Dies liegt jedoch zur Überzeugung des Schwurgerichts im Wesentlichen an dem beschützen Rahmen in der stationären Unterbringung, in dem der Beschuldigte nicht mit massiven Stressoren wie der Suche nach einem Schlaf- und Arbeitsplatz belastet ist. Allein die Tatsache, dass der Beschuldigten in zwei kritischen Situationen im Rahmen der derzeitigen Unterbringung sich an die behandelnden Ärzte gewandt, auftretende Beschwerden, nämlich Schlafstörungen und ein Brennen im Körper offenbart und insoweit um Hilfe nachgesucht hat, ist für die Bildung einer Überzeugung dahingehend, dass er sich auch zukünftig bei Schwierigkeiten und dem Auftreten von Prodromi an geeigneter Stelle mitteilen und die erforderliche Unterstützung holen wird, nicht ausreichend.

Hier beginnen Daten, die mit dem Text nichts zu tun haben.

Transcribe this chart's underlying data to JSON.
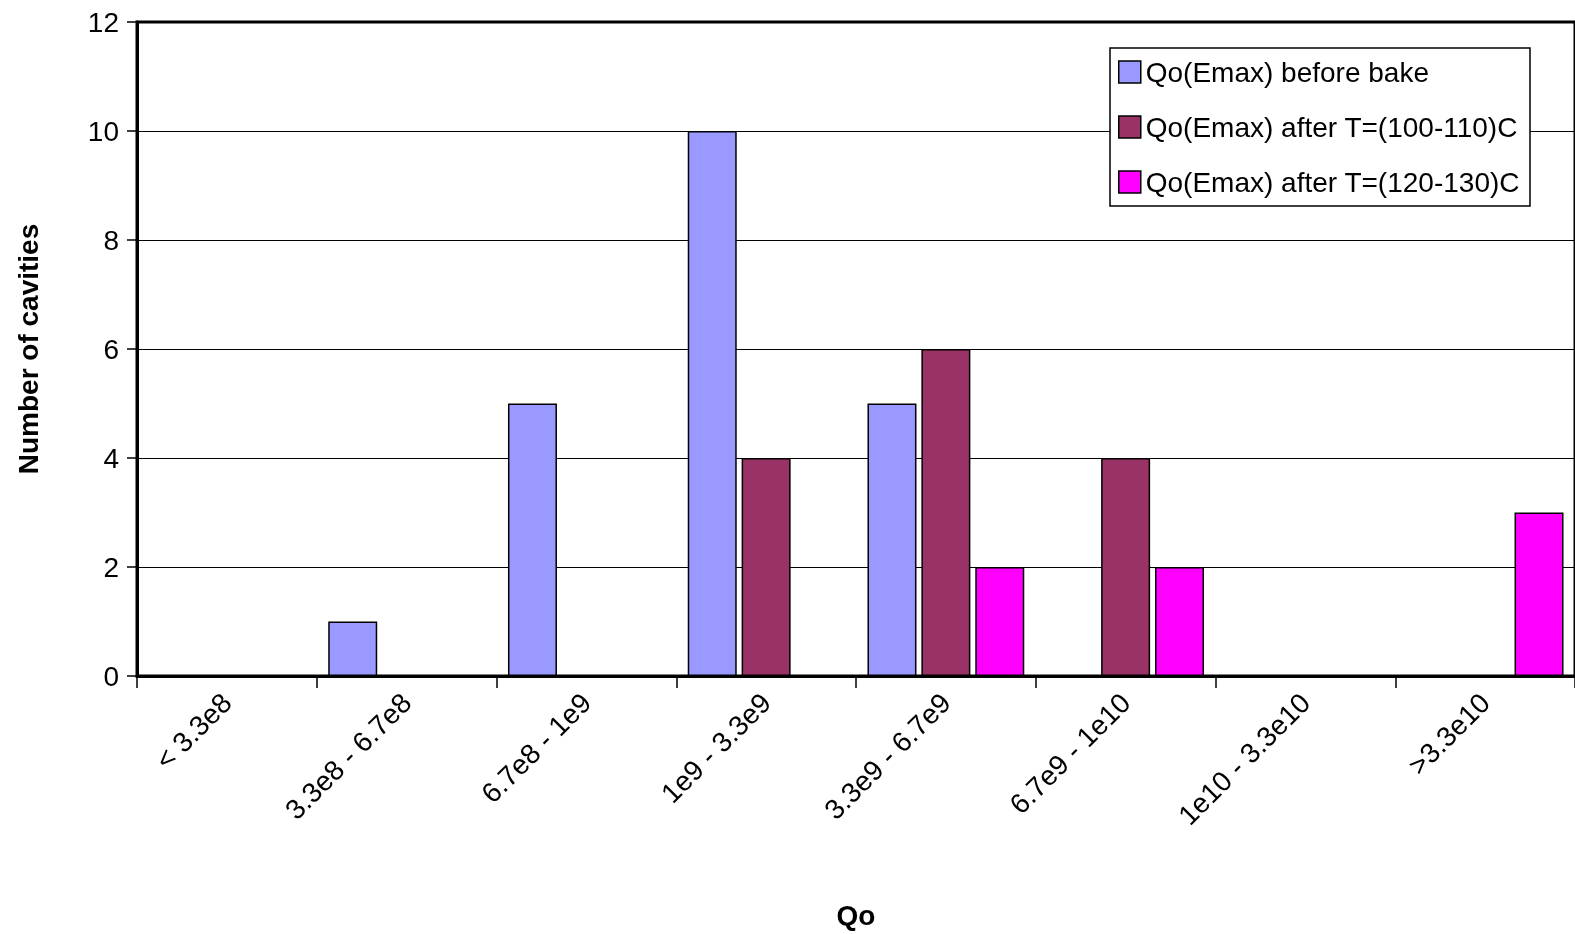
{
  "chart_data": {
    "type": "bar",
    "xlabel": "Qo",
    "ylabel": "Number of cavities",
    "categories": [
      "< 3.3e8",
      "3.3e8 - 6.7e8",
      "6.7e8 - 1e9",
      "1e9 - 3.3e9",
      "3.3e9 - 6.7e9",
      "6.7e9 - 1e10",
      "1e10 - 3.3e10",
      ">3.3e10"
    ],
    "series": [
      {
        "name": "Qo(Emax) before bake",
        "color": "#9999ff",
        "values": [
          0,
          1,
          5,
          10,
          5,
          0,
          0,
          0
        ]
      },
      {
        "name": "Qo(Emax) after T=(100-110)C",
        "color": "#993366",
        "values": [
          0,
          0,
          0,
          4,
          6,
          4,
          0,
          0
        ]
      },
      {
        "name": "Qo(Emax) after T=(120-130)C",
        "color": "#ff00ff",
        "values": [
          0,
          0,
          0,
          0,
          2,
          2,
          0,
          3
        ]
      }
    ],
    "ylim": [
      0,
      12
    ],
    "yticks": [
      0,
      2,
      4,
      6,
      8,
      10,
      12
    ],
    "grid": "y",
    "legend": "top right"
  }
}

Angesichts der Tatsache, dass sich im Verlauf der Hauptverhandlung nachdrücklich gezeigt hat, dass beim Beschuldigten sehr wohl noch ein florides Wahngebilde vorhanden ist, was er bislang gegenüber den behandelnden Ärzten vollständig verschwiegen hat, muss vielmehr davon ausgegangen werden, dass er seine doppelte Buchführung weiter perfektionieren und nach außen den Anschein, es sei alles in Ordnung aufrechterhalten oder allenfalls unvollständige oder falsche Informationen über seinen Zustand offenbaren wird, wie dies in der Vergangenheit auch gegenüber seinen behandelnden Psychiatern Dr. R2. und Dr. P2. erfolgt ist.

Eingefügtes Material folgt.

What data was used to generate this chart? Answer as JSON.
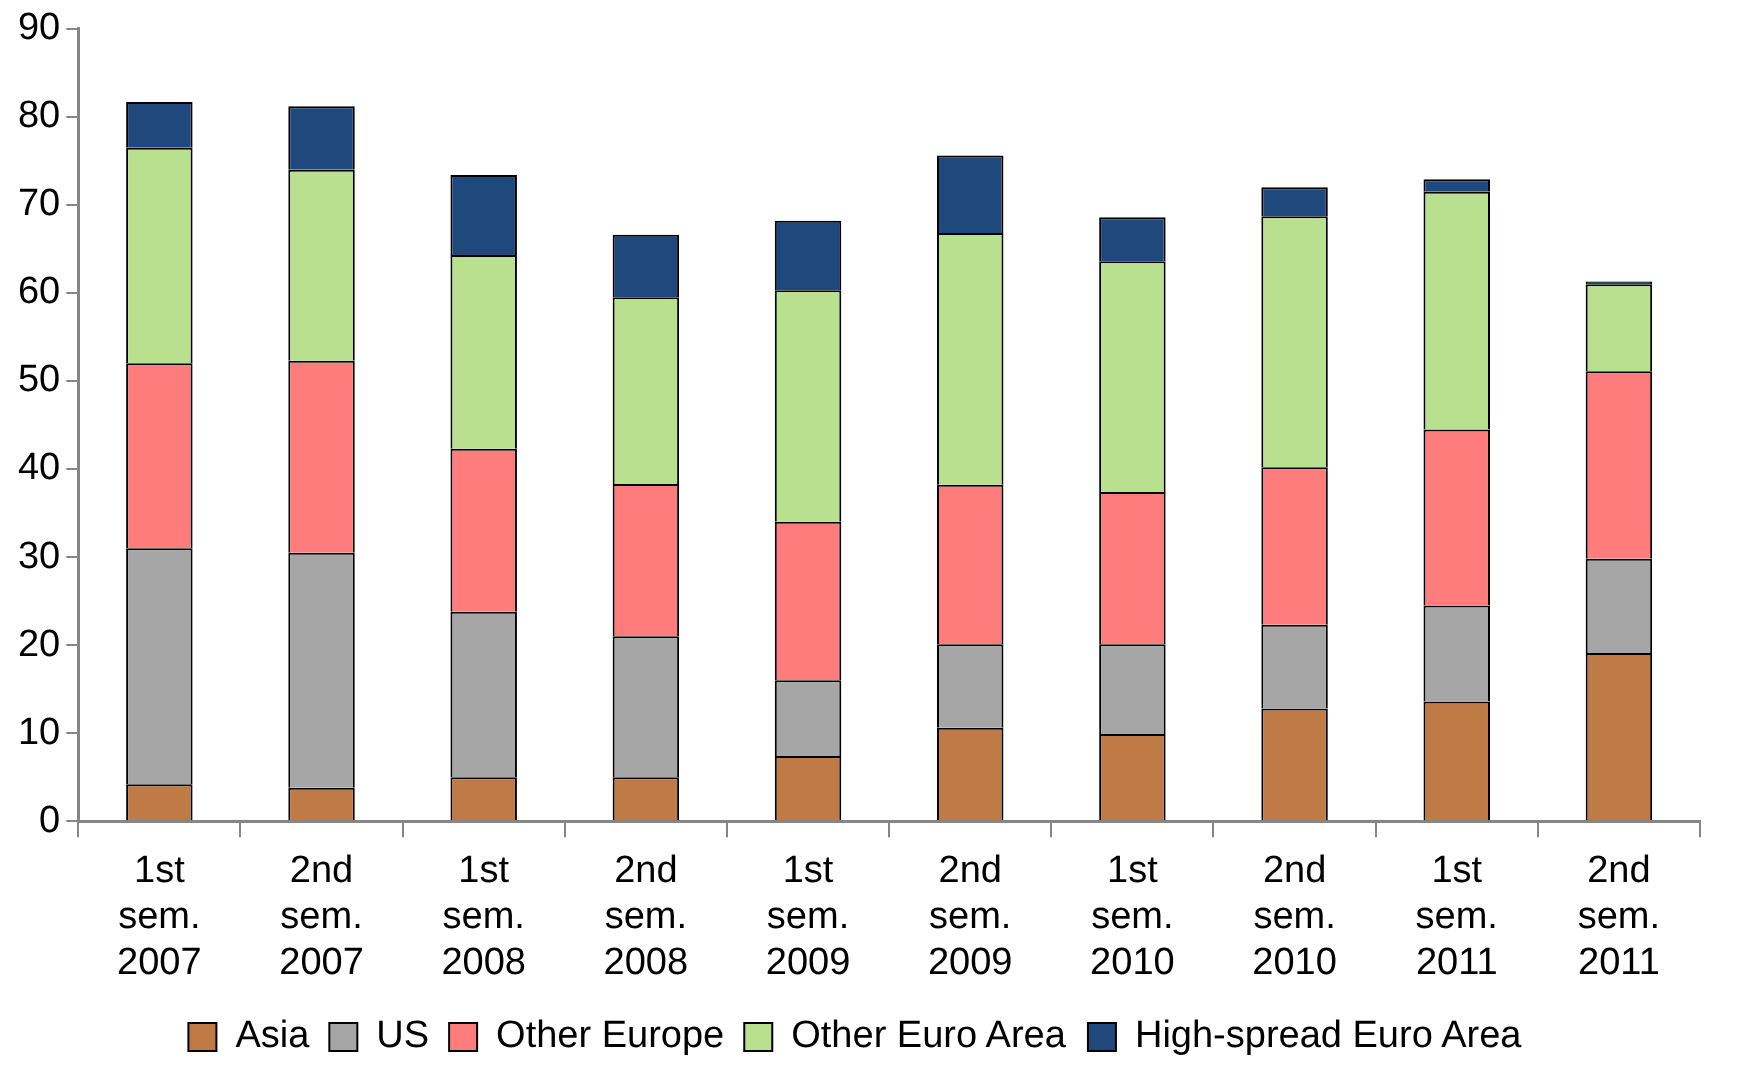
{
  "chart_data": {
    "type": "bar",
    "stacked": true,
    "categories": [
      "1st sem. 2007",
      "2nd sem. 2007",
      "1st sem. 2008",
      "2nd sem. 2008",
      "1st sem. 2009",
      "2nd sem. 2009",
      "1st sem. 2010",
      "2nd sem. 2010",
      "1st sem. 2011",
      "2nd sem. 2011"
    ],
    "series": [
      {
        "name": "Asia",
        "color": "#c07a45",
        "values": [
          4.2,
          3.8,
          5,
          5,
          7.4,
          10.6,
          9.9,
          12.8,
          13.6,
          19.1
        ]
      },
      {
        "name": "US",
        "color": "#a6a6a6",
        "values": [
          26.8,
          26.7,
          18.8,
          16,
          8.6,
          9.5,
          10.2,
          9.5,
          10.9,
          10.7
        ]
      },
      {
        "name": "Other Europe",
        "color": "#ff7c7c",
        "values": [
          21,
          21.8,
          18.5,
          17.3,
          18,
          18.1,
          17.3,
          17.9,
          20,
          21.3
        ]
      },
      {
        "name": "Other Euro Area",
        "color": "#b8e08f",
        "values": [
          24.5,
          21.7,
          22,
          21.2,
          26.3,
          28.6,
          26.2,
          28.5,
          27,
          9.9
        ]
      },
      {
        "name": "High-spread Euro Area",
        "color": "#1f497d",
        "values": [
          5.2,
          7.2,
          9.1,
          7.1,
          7.9,
          8.8,
          5,
          3.3,
          1.4,
          0.3
        ]
      }
    ],
    "ylim": [
      0,
      90
    ],
    "yticks": [
      0,
      10,
      20,
      30,
      40,
      50,
      60,
      70,
      80,
      90
    ],
    "grid": false,
    "legend": "bottom"
  }
}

Infolge der Tatsache, dass den derzeit behandelnden Ärzten im IAK-KMO bislang von seiner unverändert bestehenden floriden Wahnsymptomatik nichts bekannt geworden ist, ist davon auszugehen, dass man auch an der aktuellen Medikation noch Veränderungen vornehmen muss, um letztlich einen Zustand zu erreichen, in dem der Beschuldigte so weit remittiert ist, dass eine Entlassung unter entsprechenden engen Auflagen verantwortet werden kann. Wie schnell dies erreicht werden kann, wird im Wesentlichen vom Verhalten und der Mitarbeit des Beschuldigten abhängen, der vom Intelligenz- und Sprachniveau her, die notwendigen Voraussetzungen für eine gewinnbringende Kommunikation mit den behandelnden Ärzten und Therapeuten mitbringt. Dieser muss jedoch noch erkennen, dass er weiterer Hilfestellungen insbesondere in Bezug auf die Schaffung eines geeigneten sozialen Empfangsraums und der Ausbildung der dringend erforderlichen Krankheitseinsicht und Behandlungsbereitschaft bedarf.
F.
Sonstiges
1. Ein Ausspruch über die Anrechnung der erlittenen Auslieferungshaft in der Zeit vom 23.07. bis 31.07.2019 war entbehrlich, da bei einer Anordnung der zeitlich unbefristeten Unterbringung in einem psychiatrischen Krankenhaus eine solche naturgemäß nicht stattfinden kann.
Aus dem gleichen Grund konnte auch die in Togo bereits verbrachte Zeit der Unterbringung in einem psychiatrischen Krankenhaus nicht berücksichtigt werden.
2. Die Kostenentscheidung beruht auf den §§ 464 Abs. 1, 465 Abs. 1, 472 Abs. 1 StPO.